La Sardegna ha diverse zone stagnanti, alcune bonificate come la zona di Arborea ma altre ancora attive e produttive come lo Stagno del Molentargius nelle vicinanze di CAGLIARI verso est la presenza dello stagno di MOLENTARGIUS, che occupa un’area di 1401 ettari, di cui novecento appartengono al MONOPOLIO di STATO e cinquecentouno a privati. Lo stagno è molto vicino a CAGLIARI e QUARTU S. ELENA e ci si può avvicinare facilmente per tutta la sua area, con la possibilità di apprezzare la sua bellezza e la sua vegetazione dove nella parte meno salina si possono notare la salicornia, la ruppia marittima.
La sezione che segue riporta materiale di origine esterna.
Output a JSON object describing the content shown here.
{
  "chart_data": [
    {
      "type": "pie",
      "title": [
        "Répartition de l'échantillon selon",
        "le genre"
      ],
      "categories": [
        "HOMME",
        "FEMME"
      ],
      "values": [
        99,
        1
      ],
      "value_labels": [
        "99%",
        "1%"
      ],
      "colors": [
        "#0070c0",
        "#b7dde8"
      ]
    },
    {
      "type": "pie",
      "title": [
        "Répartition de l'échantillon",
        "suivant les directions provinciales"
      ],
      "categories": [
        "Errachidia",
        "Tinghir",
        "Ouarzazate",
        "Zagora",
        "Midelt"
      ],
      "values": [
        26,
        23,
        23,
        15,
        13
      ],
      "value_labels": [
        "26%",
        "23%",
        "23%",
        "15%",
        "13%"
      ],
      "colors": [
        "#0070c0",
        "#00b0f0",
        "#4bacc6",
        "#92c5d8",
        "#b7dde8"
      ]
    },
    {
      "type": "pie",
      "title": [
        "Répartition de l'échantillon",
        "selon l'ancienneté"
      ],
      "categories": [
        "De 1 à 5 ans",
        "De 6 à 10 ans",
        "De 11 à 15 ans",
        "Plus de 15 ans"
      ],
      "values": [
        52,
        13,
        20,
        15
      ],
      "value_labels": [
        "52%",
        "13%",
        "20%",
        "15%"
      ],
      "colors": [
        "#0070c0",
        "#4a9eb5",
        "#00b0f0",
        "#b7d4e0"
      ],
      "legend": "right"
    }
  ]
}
Nella fascia di IS ARENAS che divide i due stagni si possono aprezzare coltivazioni di mandorleti, vigneti e coltivazioni agricole specie di cereali. Anche in questo caso tutto il territorio è soggetto a vincolo paesaggistico e venatorio. Una parte di questo stagno è destinata a saline con l’acqua marina che penetra da un canale artificiale direttamente dal mare.
Mentre nella penisola del Sinis si trova lo stagno di CABRAS, con una dimensione di 3575 ettari, le acque dello stagno provengono in gran parte dal rio MARE FOGHE e dunque essendo uno stagno di acque dolci è popolato da una certa quantità di fauna ittica, in particolare muggini e anguille. La presenza tra l’altro della salicornia e della ruppia rende la flora circostante particolarmente interessante. La presenza dell’uomo abbastanza limitata rende consistente l’ornicologia nidificante, infatti in questo stagno si possono ammirare numerose presenze di fenicotteri rosa che vengono censiti mensilmente dalla LIPU. Il B&B San Teodoro segnala che per la collocazione al centro del Mediterraneo, la Sardegna è attraversata dai flussi migratori di svariati tipi di uccelli acquatici, quali, oltre i fenicotteri anche cavalieri d’italia, germani reali, aironi,cormorani, gallinelle d’acqua e tante altre specie.
In fine lo stagno di CAGLIARI, che in realtà è una laguna di 3105 ettari di proprietà del DEMANIO MARITTIMO, è diviso in due grandi aree; una occupata dalle saline di MACCHIAREDDU, l’altra dallo stagno di SANTA GILLA. Le saline sono divise in vasche dove con l’evaporazione delle acque marine avviene la formazione del sale; le acque dello stagno invece provengono in parte dal mare, perciò salmastre, mentre dai fiumi MANNU e CIXERRI penetrano le aque dolci, rendendo l’area in parte salata, in parte dolce. Tutta la superfice è dichiarata oasi faunistica perciò soggetta a vincolo venatorio. Lo stagno di CAGLIARI situato al lato ovest della città può essere osservato in tutta la sua bellezza dai ponti della PLAIA, oppure percorrendo un breve tratto a piedi ci si può avvicinare anche alle sue sponde.
Gli appasionati degli stagni Sardi possono soggiornare nei numerosi B&B in Sardegna per visitare e ammirare la loro flora e fauna e in alcune situazioni possono partecipare alle lavorazioni agrarie degli stagni vedendo così come viene ad esempio prodotto il Sale.